Abstract
Deep learning has revolutionized medical image analysis in cancer pathology, where it had a substantial clinical impact by supporting the diagnosis and prognostic rating of cancer. Among the first available digital resources in the field of brain cancer is glioblastoma, the most common and fatal brain cancer. At the histologic level, glioblastoma is characterized by abundant phenotypic variability that is poorly linked with patient prognosis. At the transcriptional level, 3 molecular subtypes are distinguished with mesenchymal-subtype tumors being associated with increased immune cell infiltration and worse outcome. We address genotype-phenotype correlations by applying an Xception convolutional neural network to a discovery set of 276 digital hematozylin and eosin (H&E) slides with molecular subtype annotation and an independent The Cancer Genome Atlas-based validation cohort of 178 cases. Using this approach, we achieve high accuracy in H&E-based mapping of molecular subtypes (area under the curve for classical, mesenchymal, and proneural = 0.84, 0.81, and 0.71, respectively; P < 0.001) and regions associated with worse outcome (univariable survival model P < 0.001, multivariable P = 0.01). The latter were characterized by higher tumor cell density (P < 0.001), phenotypic variability of tumor cells (P < 0.001), and decreased T-cell infiltration (P = 0.017). We modify a well-known convolutional neural network architecture for glioblastoma digital slides to accurately map the spatial distribution of transcriptional subtypes and regions predictive of worse outcome, thereby showcasing the relevance of artificial intelligence-enabled image mining in brain cancer.
Overview
- The study aims to investigate genotype-phenotype correlations in glioblastoma using an Xception convolutional neural network on a discovery set of 276 digital H&E slides with molecular subtype annotation and an independent validation cohort of 178 cases. The primary objective is to achieve high accuracy in H&E-based mapping of molecular subtypes and regions associated with worse outcome. The study seeks to answer the question of whether artificial intelligence-enabled image mining can accurately map the spatial distribution of transcriptional subtypes and regions predictive of worse outcome in glioblastoma.

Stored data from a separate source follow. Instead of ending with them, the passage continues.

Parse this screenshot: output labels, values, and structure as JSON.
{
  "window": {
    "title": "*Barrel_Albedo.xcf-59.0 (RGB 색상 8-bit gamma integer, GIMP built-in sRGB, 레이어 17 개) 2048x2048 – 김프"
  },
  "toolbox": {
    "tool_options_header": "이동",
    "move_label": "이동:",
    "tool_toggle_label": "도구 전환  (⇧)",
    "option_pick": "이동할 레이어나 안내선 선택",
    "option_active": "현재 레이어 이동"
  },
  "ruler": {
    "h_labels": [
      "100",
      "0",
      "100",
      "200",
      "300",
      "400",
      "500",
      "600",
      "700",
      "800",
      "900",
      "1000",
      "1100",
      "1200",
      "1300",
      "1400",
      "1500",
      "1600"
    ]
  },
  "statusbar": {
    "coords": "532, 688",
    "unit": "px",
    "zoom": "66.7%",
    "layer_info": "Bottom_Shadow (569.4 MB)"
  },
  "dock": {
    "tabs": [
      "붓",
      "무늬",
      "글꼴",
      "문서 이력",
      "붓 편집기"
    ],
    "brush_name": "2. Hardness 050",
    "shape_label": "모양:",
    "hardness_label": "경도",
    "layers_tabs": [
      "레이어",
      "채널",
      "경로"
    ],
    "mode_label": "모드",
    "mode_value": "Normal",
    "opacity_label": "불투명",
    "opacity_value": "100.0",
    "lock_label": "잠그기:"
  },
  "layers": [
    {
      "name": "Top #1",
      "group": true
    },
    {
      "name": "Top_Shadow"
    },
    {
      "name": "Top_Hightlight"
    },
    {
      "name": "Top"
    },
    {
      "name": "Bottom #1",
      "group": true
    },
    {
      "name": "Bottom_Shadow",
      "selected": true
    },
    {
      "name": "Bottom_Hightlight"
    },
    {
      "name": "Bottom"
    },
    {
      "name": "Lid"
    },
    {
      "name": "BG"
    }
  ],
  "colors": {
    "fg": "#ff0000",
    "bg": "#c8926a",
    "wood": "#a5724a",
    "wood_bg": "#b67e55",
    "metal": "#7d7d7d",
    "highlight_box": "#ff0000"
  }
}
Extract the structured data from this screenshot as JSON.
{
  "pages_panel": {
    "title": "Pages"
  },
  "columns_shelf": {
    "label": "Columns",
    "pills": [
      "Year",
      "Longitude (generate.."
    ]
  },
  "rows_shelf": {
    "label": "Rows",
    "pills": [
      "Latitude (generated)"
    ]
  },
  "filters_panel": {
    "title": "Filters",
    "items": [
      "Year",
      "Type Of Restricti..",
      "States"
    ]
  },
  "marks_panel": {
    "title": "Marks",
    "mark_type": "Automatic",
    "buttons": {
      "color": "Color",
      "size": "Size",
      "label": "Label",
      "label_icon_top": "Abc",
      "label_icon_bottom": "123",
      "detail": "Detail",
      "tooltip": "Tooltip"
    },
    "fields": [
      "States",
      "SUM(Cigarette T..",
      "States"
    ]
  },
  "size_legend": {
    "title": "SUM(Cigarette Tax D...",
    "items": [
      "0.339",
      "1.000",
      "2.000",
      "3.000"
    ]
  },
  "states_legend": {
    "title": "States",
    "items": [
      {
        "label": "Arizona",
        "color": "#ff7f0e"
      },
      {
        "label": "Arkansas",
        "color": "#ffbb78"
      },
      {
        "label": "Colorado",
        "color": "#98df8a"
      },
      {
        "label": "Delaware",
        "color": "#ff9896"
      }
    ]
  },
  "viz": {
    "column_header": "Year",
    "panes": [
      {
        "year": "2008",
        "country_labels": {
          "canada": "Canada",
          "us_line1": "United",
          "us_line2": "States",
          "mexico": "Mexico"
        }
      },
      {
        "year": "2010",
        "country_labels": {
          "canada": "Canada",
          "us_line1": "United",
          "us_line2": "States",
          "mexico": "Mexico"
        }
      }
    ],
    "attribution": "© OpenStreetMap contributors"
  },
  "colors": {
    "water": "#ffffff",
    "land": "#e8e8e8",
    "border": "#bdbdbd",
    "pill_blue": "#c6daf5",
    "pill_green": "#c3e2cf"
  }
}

Comparative Analysis & Findings
- The study compares the outcomes observed under different experimental conditions or interventions, specifically the use of an Xception convolutional neural network on digital H&E slides with molecular subtype annotation and an independent validation cohort of 178 cases. The results show high accuracy in H&E-based mapping of molecular subtypes (area under the curve for classical, mesenchymal, and proneural = 0.84, 0.81, and 0.71, respectively; P < 0.001) and regions associated with worse outcome (univariable survival model P < 0.001, multivariable P = 0.01). The regions associated with worse outcome were characterized by higher tumor cell density (P < 0.001), phenotypic variability of tumor cells (P < 0.001), and decreased T-cell infiltration (P = 0.017).
Implications and Future Directions
- The study's findings highlight the potential impact of artificial intelligence-enabled image mining on the diagnosis and prognostic rating of glioblastoma. The study identifies regions associated with worse outcome in glioblastoma, which can be used to improve the accuracy of diagnosis and prognosis. The study also identifies molecular subtypes in glioblastoma, which can be used to personalize treatment. The study suggests future research directions, such as integrating other imaging modalities, exploring other molecular subtypes, and developing predictive models for clinical decision-making.